Al día siguiente, ya con ellla en el colegio, me acerqué receloso al patio debajo del balcón, esperando un manchón gris en el piso, pero evidentemente son de algodón, ahí estaba el pichón más ruidoso que un piquete de diciembre, pero, como era de esperar, cuando quise volver a acercarme, huyó en dos patitas, revoleando pplumones y se escondió debajo de unas baldosas sueltas.
Al regreso del colegio, le dije a mi hija, tratando de aquietyar su corazón desbordante, con esas charlas que los padres a veces deben afrontar sin estar nunca preparados, que al fin de cuentas era el bendito ciclo de la vida. Que vamos y venimos, que el sol sale y se pone, que todo tiene un final.

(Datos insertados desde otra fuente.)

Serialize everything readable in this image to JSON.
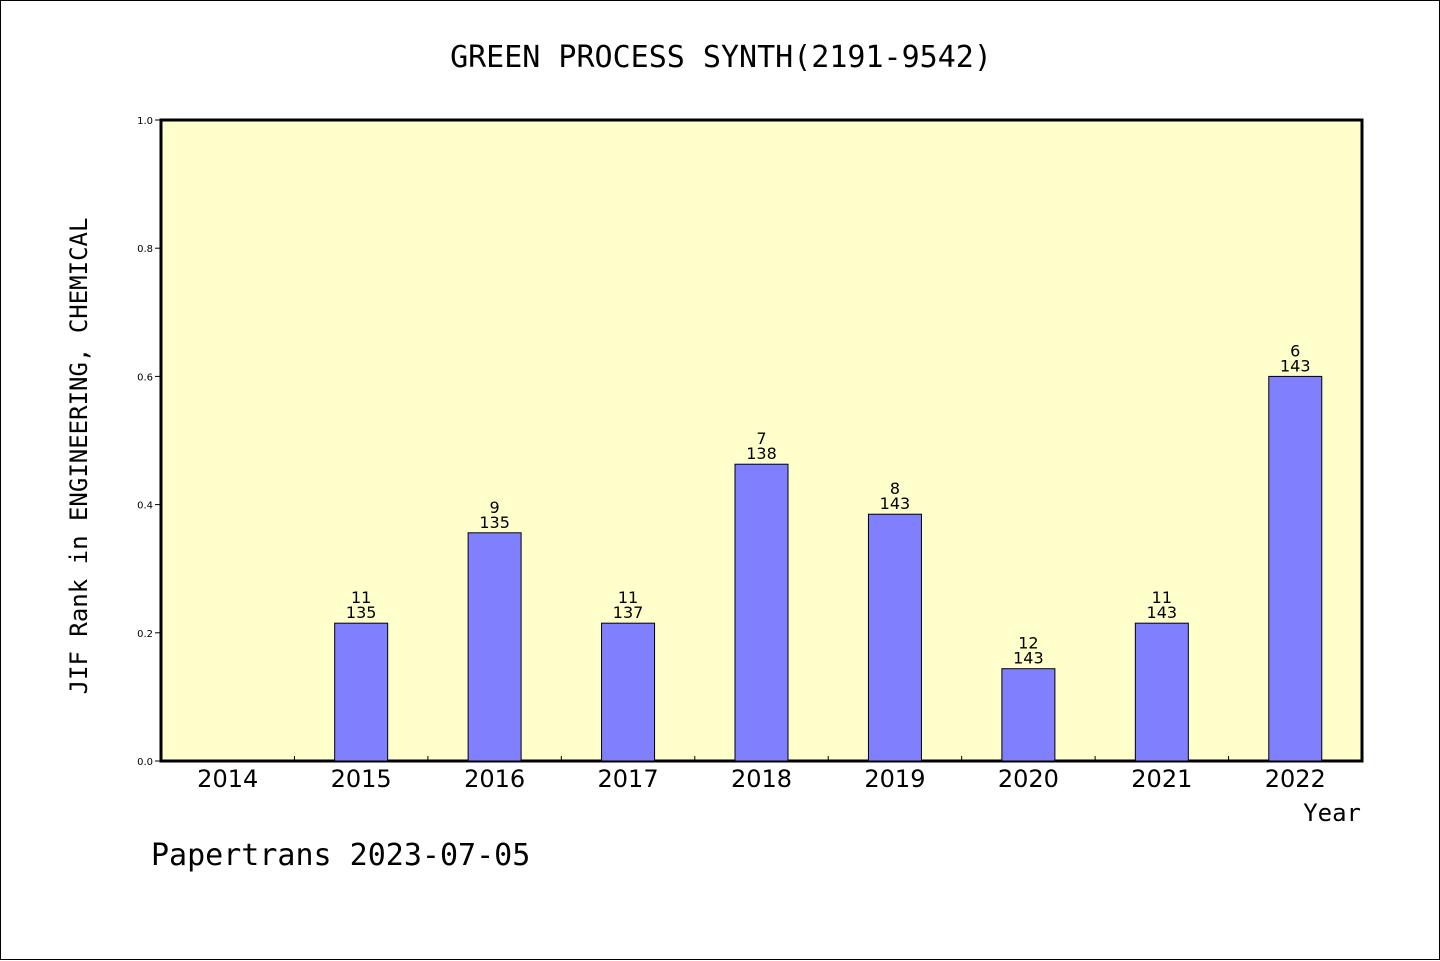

Busqué en el fondo del alma mi mejor gesto de comprensión filosófica y agoté el tema.
Al otro día, cuando volví a casa, me senté en el escritorio que tiene la ventana que da al patio. El gorrión dichoso, que parece que no vio la película del rey León, se había empecinado en cuestionar el tema ese del ciclo de la vida y hacía un escándalo mayúsculo en medio del patio de cemento lavado. Me estiré, miré por la ventana y lo ví chillando a los gritos y lo que se agotó en el instante fue esa cara de comprensión filosófica.
Dejé para más tarde los escritos, busqué un mendrugo de pan e intenté darle de comer. Nada, imposible. Mojé en leche las migas, tampoco, es más, cuando quise ponerle la comida en el pico creo que le pegué en un ojo. No parece que lo hiciera muy feliz y volvió a refugiarse en las baldosas.
Le dejé las migas en el piso y volví a mi escritorio, prendí la computadora y traté de abstraerme de la escena de Natual Geographic que se vivía a unos metros de mi ventana. Pero, como era de esperarse, a los pocos minutos comenzó nuevamente el concierto de piar descocido.
Sigo con mi vida, me dije, y comencé a golpear, tal vez con un poco más de violencia de que costumbre las letras de mi sufrido teclado.
Pero, a los pocos minutos, en un pequeño descanso, entre párrafo y párrafo, me di cuenta que imperaba el silencio y volví a espiar por la ventana. Otro gorrión, adulto él, estaba picoteando las migas abandonadas del suelo.
Mientras lo miraba indignado desde el otro lado del vidrio pensé que estos pájaros eran unos avivados, que la naturaleza no sólo era sabía sino bastante cretina y que en ese plan de acontecimientos iba a terminar alimentando a todo el gorrionaje del barrio. Pero, aún detenido en esa escena, ví que ese gorrión garronero, que estaba picoteando las migas del suelo, no las estaba comiendo, las estaba juntando y de entre las baldozas, dando pequeños saltitos en silencio y tranquilo, apareció mi gorroncito, y abriendo el pico, recibió sus migas mojadas en leche de su padre que se las daba en la boca.
Y perdí definitivamente esa mañana, olvidando los escritos y las notas, acercándome con sigilo cada tanto, para renovar la provisión de pan y leche. El gorrión mayor se va volando cuando me acerco, para bajar raudo a mi partida y seguir alimentando a su progenie. Pero, algo había cambiado, al acercarme ya el pichón no huía hacia el cobijo de las baldozas, sino que quieto me miraba casi como si comprendiera.
Hoy mi hija está lejos, estudiando a otros gorriones, yo sigo mirando por mi ventana que da al patio de cemento lavado. Y cada tanto viene un gorrión y se posa en las rejas de la ventana y mira hacia mi escritorio. Y yo lo miro por unos segundos, preguntándome si será nomás, que viene a visitarme, casi como saludandome como un amigo.